Bad omens for GOP in California

By Thomas Oliphant, Globe Columnist, 3/13/2000

GLENDALE, Calif. -- In California terms - the biggest terms of all in a presidential election year - the steep hill George W. Bush has to climb can be seen in some numbers that shocked Republicans around here long after the rest of the country had gone to bed on Super Tuesday.

In this chunk of the 27th Congressional District - largely suburban territory northeast of Los Angeles - the incumbent GOP congressman, Jim Rogan, finished an embarrassing second in the open primary.

The supporters of Rogan, who was one the House managers of President Clinton's impeachment trial, were stunned by more than the fact that Rogan ended up nearly 3,000 votes behind his toughest challenger yet, Democratic state Senator Adam Schiff.

What made the primary results sting was the fact that Schiff outpolled Rogan on a day that brought out an unusually conservative electorate. Many more conservatives than usual came out, as they had elsewhere in the country, to vote against John McCain. They were also mobilized by several referendum questions, especially a vicious campaign to keep gay couples' marriages from legal recognition.

But for Rogan as well as for Bush, the prospects are for a considerably less conservative electorate when the numbers swell eight months hence. And each has already finished behind his Democratic opponent.

The locals were also stunned because federal records show that through the primary, Rogan had already raised and spent an obscene $2.8 million on his campaign, while Schiff's spending total was a mere $50,000. That is far more egregious than the Bush-Gore spread, but the analogy is apt.

With those results on a day with as conservative a hue as a Republican could hope for, Rogan's campaign could only wonder what lies in store this November, when a more typical electorate, including much more of the district's growing nonwhite population, shows up.

''We're on our own in the fall, as every congressional race is, ultimately,'' said one GOP official, ''but inevitably we're tied into the presidential situation because that will be the biggest motivator in November. And I can't see how the mix then can do anything but make Rogan's, and Bush's, job tougher.''

For national Republicans trying to elect Bush and avoid losing the six House seats that would return control to the Democrats, Rogan's performance would have been disturbing enough had it been unique. But it wasn't.

In Silicon Valley to the north, San Jose's GOP congressman Tom Campbell is leaving his seat for a long-shot run at Senator Dianne Feinstein. In his place, Republicans recruited an attractive candidate from the state Assembly, James Cunneen, but Democrats went to the state Senate to get Mike Honda to run, and he ended up with fully 9,000 votes more than Cunneen in the traditionally moderate district.

To the south of Los Angeles along the ocean, Democrat Jane Harmon came within 2,000 votes of freshman Republican Steve Kuykendall, who was fighting off an intraparty challenge from a self-financed right-winger.

And in another tough district, in San Diego, perennially challenged Republican Brian Bilbray finished just 6,000 votes ahead of his latest Democratic nemesis, state Assemblyman Susan Davis. That is four Republican House seats that will be in serious play this fall.

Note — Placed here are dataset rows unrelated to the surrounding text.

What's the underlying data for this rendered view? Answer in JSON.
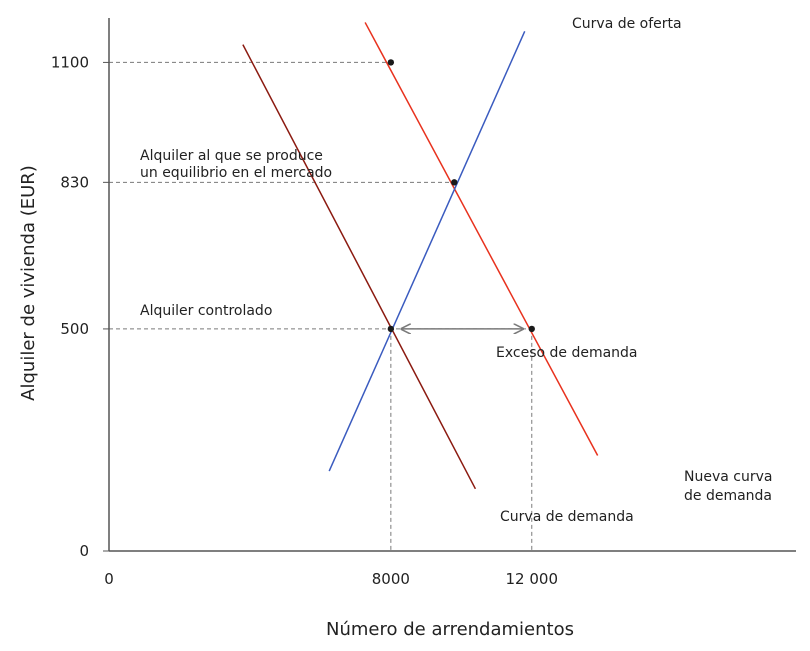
{
  "chart_data": {
    "type": "line",
    "xlabel": "Número de arrendamientos",
    "ylabel": "Alquiler de vivienda (EUR)",
    "xlim": [
      0,
      19500
    ],
    "ylim": [
      0,
      1200
    ],
    "x_ticks": [
      {
        "value": 0,
        "label": "0"
      },
      {
        "value": 8000,
        "label": "8000"
      },
      {
        "value": 12000,
        "label": "12 000"
      }
    ],
    "y_ticks": [
      {
        "value": 0,
        "label": "0"
      },
      {
        "value": 500,
        "label": "500"
      },
      {
        "value": 830,
        "label": "830"
      },
      {
        "value": 1100,
        "label": "1100"
      }
    ],
    "colors": {
      "demanda": "#8b1a10",
      "nueva_demanda": "#e8321e",
      "oferta": "#3a5bbf",
      "guides": "#7a7a7a",
      "points": "#1a1a1a"
    },
    "series": [
      {
        "name": "Curva de demanda",
        "color_key": "demanda",
        "x": [
          3800,
          10400
        ],
        "y": [
          1140,
          140
        ]
      },
      {
        "name": "Nueva curva de demanda",
        "color_key": "nueva_demanda",
        "x": [
          7270,
          13870
        ],
        "y": [
          1190,
          215
        ]
      },
      {
        "name": "Curva de oferta",
        "color_key": "oferta",
        "x": [
          6250,
          11800
        ],
        "y": [
          180,
          1170
        ]
      }
    ],
    "points": [
      {
        "x": 8000,
        "y": 1100
      },
      {
        "x": 9800,
        "y": 830
      },
      {
        "x": 8000,
        "y": 500
      },
      {
        "x": 12000,
        "y": 500
      }
    ],
    "guides": [
      {
        "from": [
          0,
          1100
        ],
        "to": [
          8000,
          1100
        ]
      },
      {
        "from": [
          0,
          830
        ],
        "to": [
          9800,
          830
        ]
      },
      {
        "from": [
          0,
          500
        ],
        "to": [
          12000,
          500
        ]
      },
      {
        "from": [
          8000,
          500
        ],
        "to": [
          8000,
          0
        ]
      },
      {
        "from": [
          12000,
          500
        ],
        "to": [
          12000,
          0
        ]
      }
    ],
    "excess_arrow": {
      "x_from": 8300,
      "x_to": 11750,
      "y": 500
    },
    "annotations": {
      "supply": "Curva de oferta",
      "demand": "Curva de demanda",
      "new_demand_1": "Nueva curva",
      "new_demand_2": "de demanda",
      "equilibrium_1": "Alquiler al que se produce",
      "equilibrium_2": "un equilibrio en el mercado",
      "controlled": "Alquiler controlado",
      "excess": "Exceso de demanda"
    }
  }
}
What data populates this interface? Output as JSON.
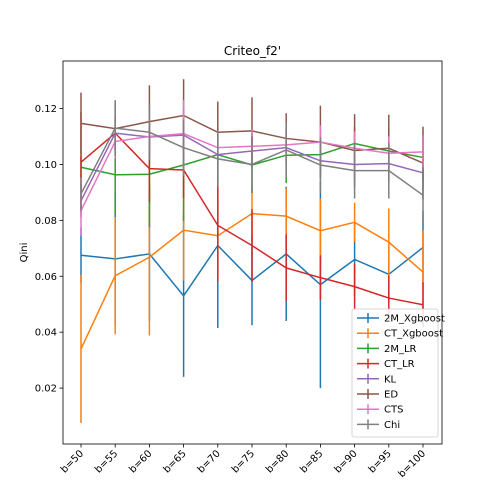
{
  "chart_data": {
    "type": "line",
    "title": "Criteo_f2'",
    "xlabel": "",
    "ylabel": "Qini",
    "categories": [
      "b=50",
      "b=55",
      "b=60",
      "b=65",
      "b=70",
      "b=75",
      "b=80",
      "b=85",
      "b=90",
      "b=95",
      "b=100"
    ],
    "ylim": [
      0.0,
      0.137
    ],
    "yticks": [
      "0.02",
      "0.04",
      "0.06",
      "0.08",
      "0.10",
      "0.12"
    ],
    "ytick_values": [
      0.02,
      0.04,
      0.06,
      0.08,
      0.1,
      0.12
    ],
    "grid": false,
    "legend_position": "bottom-right",
    "error_bars": true,
    "series": [
      {
        "name": "2M_Xgboost",
        "color": "#1f77b4",
        "values": [
          0.0675,
          0.0662,
          0.068,
          0.053,
          0.071,
          0.0585,
          0.068,
          0.057,
          0.066,
          0.0607,
          0.0703
        ],
        "errors": [
          0.01,
          0.024,
          0.024,
          0.029,
          0.0295,
          0.016,
          0.024,
          0.037,
          0.013,
          0.01,
          0.013
        ]
      },
      {
        "name": "CT_Xgboost",
        "color": "#ff7f0e",
        "values": [
          0.034,
          0.0602,
          0.0668,
          0.0765,
          0.0745,
          0.0824,
          0.0815,
          0.0763,
          0.0793,
          0.0722,
          0.0615
        ],
        "errors": [
          0.0265,
          0.021,
          0.028,
          0.018,
          0.012,
          0.01,
          0.01,
          0.0115,
          0.007,
          0.012,
          0.015
        ]
      },
      {
        "name": "2M_LR",
        "color": "#2ca02c",
        "values": [
          0.099,
          0.0963,
          0.0965,
          0.0998,
          0.1035,
          0.0998,
          0.1033,
          0.1035,
          0.1075,
          0.1048,
          0.1025
        ],
        "errors": [
          0.004,
          0.014,
          0.019,
          0.02,
          0.01,
          0.01,
          0.01,
          0.006,
          0.006,
          0.008,
          0.008
        ]
      },
      {
        "name": "CT_LR",
        "color": "#d62728",
        "values": [
          0.1008,
          0.1112,
          0.0985,
          0.098,
          0.0782,
          0.071,
          0.063,
          0.0595,
          0.0563,
          0.0522,
          0.0498
        ],
        "errors": [
          0.018,
          0.006,
          0.012,
          0.01,
          0.02,
          0.013,
          0.012,
          0.008,
          0.008,
          0.008,
          0.008
        ]
      },
      {
        "name": "KL",
        "color": "#9467bd",
        "values": [
          0.087,
          0.1112,
          0.1098,
          0.1105,
          0.1035,
          0.1048,
          0.106,
          0.1013,
          0.1,
          0.1003,
          0.097
        ],
        "errors": [
          0.006,
          0.006,
          0.006,
          0.006,
          0.006,
          0.006,
          0.006,
          0.006,
          0.006,
          0.006,
          0.006
        ]
      },
      {
        "name": "ED",
        "color": "#8c564b",
        "values": [
          0.1147,
          0.1128,
          0.1153,
          0.1175,
          0.1115,
          0.112,
          0.1093,
          0.108,
          0.105,
          0.1058,
          0.1005
        ],
        "errors": [
          0.011,
          0.01,
          0.013,
          0.013,
          0.011,
          0.012,
          0.009,
          0.013,
          0.013,
          0.012,
          0.013
        ]
      },
      {
        "name": "CTS",
        "color": "#e377c2",
        "values": [
          0.0835,
          0.1082,
          0.11,
          0.111,
          0.106,
          0.1065,
          0.107,
          0.108,
          0.1058,
          0.104,
          0.1045
        ],
        "errors": [
          0.009,
          0.006,
          0.006,
          0.012,
          0.006,
          0.006,
          0.006,
          0.006,
          0.006,
          0.006,
          0.006
        ]
      },
      {
        "name": "Chi",
        "color": "#7f7f7f",
        "values": [
          0.0895,
          0.113,
          0.1115,
          0.106,
          0.102,
          0.1,
          0.1052,
          0.0998,
          0.0978,
          0.0978,
          0.089
        ],
        "errors": [
          0.006,
          0.01,
          0.01,
          0.01,
          0.01,
          0.01,
          0.01,
          0.01,
          0.01,
          0.01,
          0.01
        ]
      }
    ]
  }
}
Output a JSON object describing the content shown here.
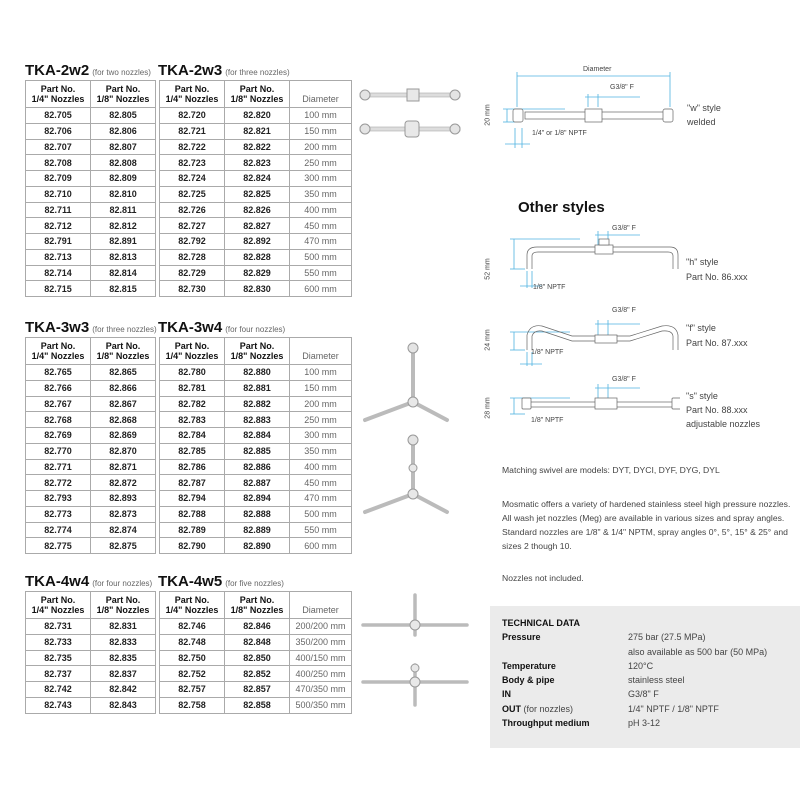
{
  "headers": {
    "col1": [
      "Part No.",
      "1/4\" Nozzles"
    ],
    "col2": [
      "Part No.",
      "1/8\" Nozzles"
    ],
    "diameter": "Diameter"
  },
  "blocks": [
    {
      "left_title": "TKA-2w2",
      "left_sub": "(for two nozzles)",
      "right_title": "TKA-2w3",
      "right_sub": "(for three nozzles)",
      "rows": [
        [
          "82.705",
          "82.805",
          "82.720",
          "82.820",
          "100 mm"
        ],
        [
          "82.706",
          "82.806",
          "82.721",
          "82.821",
          "150 mm"
        ],
        [
          "82.707",
          "82.807",
          "82.722",
          "82.822",
          "200 mm"
        ],
        [
          "82.708",
          "82.808",
          "82.723",
          "82.823",
          "250 mm"
        ],
        [
          "82.709",
          "82.809",
          "82.724",
          "82.824",
          "300 mm"
        ],
        [
          "82.710",
          "82.810",
          "82.725",
          "82.825",
          "350 mm"
        ],
        [
          "82.711",
          "82.811",
          "82.726",
          "82.826",
          "400 mm"
        ],
        [
          "82.712",
          "82.812",
          "82.727",
          "82.827",
          "450 mm"
        ],
        [
          "82.791",
          "82.891",
          "82.792",
          "82.892",
          "470 mm"
        ],
        [
          "82.713",
          "82.813",
          "82.728",
          "82.828",
          "500 mm"
        ],
        [
          "82.714",
          "82.814",
          "82.729",
          "82.829",
          "550 mm"
        ],
        [
          "82.715",
          "82.815",
          "82.730",
          "82.830",
          "600 mm"
        ]
      ]
    },
    {
      "left_title": "TKA-3w3",
      "left_sub": "(for three nozzles)",
      "right_title": "TKA-3w4",
      "right_sub": "(for four nozzles)",
      "rows": [
        [
          "82.765",
          "82.865",
          "82.780",
          "82.880",
          "100 mm"
        ],
        [
          "82.766",
          "82.866",
          "82.781",
          "82.881",
          "150 mm"
        ],
        [
          "82.767",
          "82.867",
          "82.782",
          "82.882",
          "200 mm"
        ],
        [
          "82.768",
          "82.868",
          "82.783",
          "82.883",
          "250 mm"
        ],
        [
          "82.769",
          "82.869",
          "82.784",
          "82.884",
          "300 mm"
        ],
        [
          "82.770",
          "82.870",
          "82.785",
          "82.885",
          "350 mm"
        ],
        [
          "82.771",
          "82.871",
          "82.786",
          "82.886",
          "400 mm"
        ],
        [
          "82.772",
          "82.872",
          "82.787",
          "82.887",
          "450 mm"
        ],
        [
          "82.793",
          "82.893",
          "82.794",
          "82.894",
          "470 mm"
        ],
        [
          "82.773",
          "82.873",
          "82.788",
          "82.888",
          "500 mm"
        ],
        [
          "82.774",
          "82.874",
          "82.789",
          "82.889",
          "550 mm"
        ],
        [
          "82.775",
          "82.875",
          "82.790",
          "82.890",
          "600 mm"
        ]
      ]
    },
    {
      "left_title": "TKA-4w4",
      "left_sub": "(for four nozzles)",
      "right_title": "TKA-4w5",
      "right_sub": "(for five nozzles)",
      "rows": [
        [
          "82.731",
          "82.831",
          "82.746",
          "82.846",
          "200/200 mm"
        ],
        [
          "82.733",
          "82.833",
          "82.748",
          "82.848",
          "350/200 mm"
        ],
        [
          "82.735",
          "82.835",
          "82.750",
          "82.850",
          "400/150 mm"
        ],
        [
          "82.737",
          "82.837",
          "82.752",
          "82.852",
          "400/250 mm"
        ],
        [
          "82.742",
          "82.842",
          "82.757",
          "82.857",
          "470/350 mm"
        ],
        [
          "82.743",
          "82.843",
          "82.758",
          "82.858",
          "500/350 mm"
        ]
      ]
    }
  ],
  "diagrams": {
    "w": {
      "diameter": "Diameter",
      "height": "20 mm",
      "inlet": "G3/8\" F",
      "outlet": "1/4\" or 1/8\" NPTF",
      "label1": "\"w\" style",
      "label2": "welded"
    },
    "other_styles": "Other styles",
    "h": {
      "height": "52 mm",
      "inlet": "G3/8\" F",
      "outlet": "1/8\" NPTF",
      "label1": "\"h\" style",
      "label2": "Part No. 86.xxx"
    },
    "f": {
      "height": "24 mm",
      "inlet": "G3/8\" F",
      "outlet": "1/8\" NPTF",
      "label1": "\"f\" style",
      "label2": "Part No. 87.xxx"
    },
    "s": {
      "height": "28 mm",
      "inlet": "G3/8\" F",
      "outlet": "1/8\" NPTF",
      "label1": "\"s\" style",
      "label2": "Part No. 88.xxx",
      "label3": "adjustable nozzles"
    }
  },
  "text": {
    "swivel": "Matching swivel are models: DYT, DYCI, DYF, DYG, DYL",
    "description": "Mosmatic offers a variety of hardened stainless steel high pressure nozzles. All wash jet nozzles (Meg) are available in various sizes and spray angles. Standard nozzles are 1/8\" & 1/4\" NPTM, spray angles 0°, 5°, 15° & 25° and sizes 2 though 10.",
    "not_included": "Nozzles not included."
  },
  "technical": {
    "title": "TECHNICAL DATA",
    "rows": [
      {
        "key": "Pressure",
        "note": "",
        "value": "275 bar (27.5 MPa)"
      },
      {
        "key": "",
        "note": "",
        "value": "also available as 500 bar (50 MPa)"
      },
      {
        "key": "Temperature",
        "note": "",
        "value": "120°C"
      },
      {
        "key": "Body & pipe",
        "note": "",
        "value": "stainless steel"
      },
      {
        "key": "IN",
        "note": "",
        "value": "G3/8\" F"
      },
      {
        "key": "OUT",
        "note": "(for nozzles)",
        "value": "1/4\" NPTF / 1/8\" NPTF"
      },
      {
        "key": "Throughput medium",
        "note": "",
        "value": "pH 3-12"
      }
    ]
  },
  "colors": {
    "dimension": "#4fb3e0",
    "panel": "#ebebeb"
  }
}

Some absentee ballot are still being tabulated, but the total turnout in California appears certain to go a few points above 50 percent of eligible adults. But heavily Democratic areas like Los Angeles County and San Francisco (43 and 40 percent respectively) lagged well behind more conservative areas, reflecting the foregone conclusion of the Al Gore-Bill Bradley contest. By contrast, the turnout in heavily Republican Orange County was the highest in 20 years.

Nonetheless, Gore surprised state pols not only by finishing ahead of Bush in the beauty contest part of the primary (open to all, regardless of registration) but by beating him 35 to 28 percent. Just with Bradley's 9 percent overall and a fair chunk of John McCain's 23 percent (exit polls here showed Gore getting more than a third of his support against Bush), the day belonged to the vice president.

And this electorate skewed conservative. Los Angeles Times exit polling showed self-identified evangelical Christians up 7 points, at 25 percent of the total from 1996, and whites also up 7 points, to 81 percent. By contrast, Latino turnout dipped 5 points to 12 percent. The GOP turnout was up 10 point, while the Democratic showing was flat.

Bush is vowing to go all out here, planning a full week's stay this spring. But local Republicans were fooled in '92 by his father and in '96 by Bob Dole, who esentially gave up by October to save money for more competitive states, depressing the local Republican turnout.

Bush's top tactician here, state Senator Jim Brulte, is warning the campaign against breaking its pledge to spend the money here that it raises here. At stake is more than just Bush's campaign. The future of the party establishment that rushed to embrace Bush is also on the line, starting with Jim Rogan.

Thomas Oliphant is a Globe columnist.